While raising key rates is one of the tools that a central bank has to manage inflation, this may lead to a recession if done too quickly. The acceptable rate and speed of increases vary per economy and according to the conditions.


Risk sentiment was also shaken by dramatic moves in the global market after the pound plunged to a record low and British bond prices collapsed on worries that the new UK government’s fiscal plan threatened to stretch the country’s finances.


The pound is one of the most traded currencies in the world, and so its current value is concerning to foreign exchange investors.


Local developments

The Philippines is having conversations with Russia and other countries to diversify its supply chain for food stuffs and agricultural necessities like fertilizer.
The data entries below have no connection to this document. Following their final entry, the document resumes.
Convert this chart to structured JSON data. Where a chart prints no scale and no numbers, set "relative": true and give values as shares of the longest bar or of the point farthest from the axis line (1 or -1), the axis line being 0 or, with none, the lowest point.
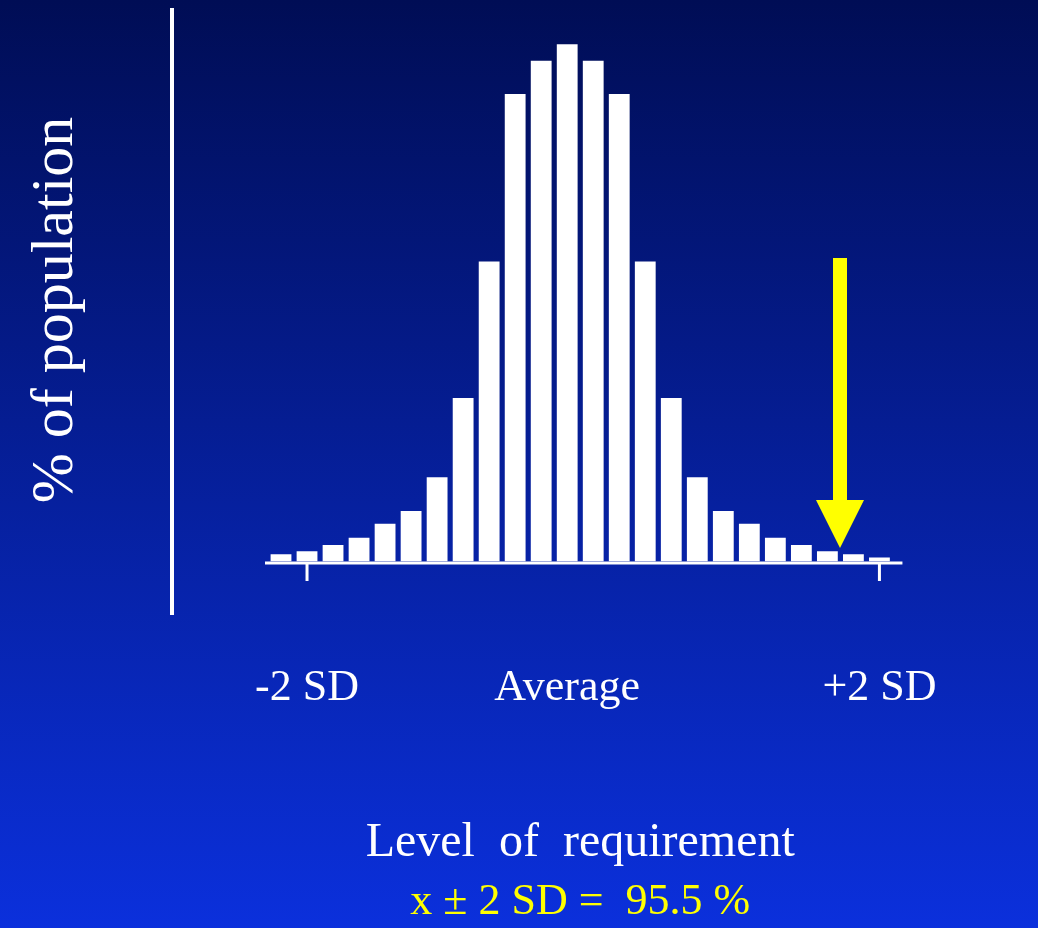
{
  "chart_data": {
    "type": "bar",
    "relative": true,
    "xlabel": "Level  of  requirement",
    "ylabel": "% of population",
    "categories": [
      null,
      "-2 SD",
      null,
      null,
      null,
      null,
      null,
      null,
      null,
      null,
      null,
      "Average",
      null,
      null,
      null,
      null,
      null,
      null,
      null,
      null,
      null,
      null,
      null,
      "+2 SD"
    ],
    "values": [
      0.014,
      0.02,
      0.032,
      0.046,
      0.073,
      0.098,
      0.163,
      0.316,
      0.58,
      0.904,
      0.968,
      1,
      0.968,
      0.904,
      0.58,
      0.316,
      0.163,
      0.098,
      0.073,
      0.046,
      0.032,
      0.02,
      0.014,
      0.008
    ],
    "color": "#ffffff",
    "annotations": [
      "x ± 2 SD =  95.5 %"
    ],
    "grid": false,
    "legend": false
  }
}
It is meant to help with price management.


This came as President Ferdinand Marcos, Jr. noted that the country can’t be complacent in relying on traditional suppliers for such essentials.


The production cost of local food items is a significant factor that contributes to the price levels of related consumer goods. Reducing these costs could possibly lead to lower consumer prices later on.


The International Monetary Fund (IMF) projects the Philippines to grow by 6.5% this year, slightly lower than the 6.7% estimate in July, and to slow to 5% in 2023. It expects the confluence of global shocks to affect the economy in the coming months.


Projections are important because they provide a peek into how experts expect the situation to unfold in the future. While they aren’t always accurate, they usually aren’t very far off.


The lack of positive news isn’t a great sign, but there’s also no reason to believe that things will remain this way for long. For now, avoiding big changes to your investments might be the right thing for your portfolio.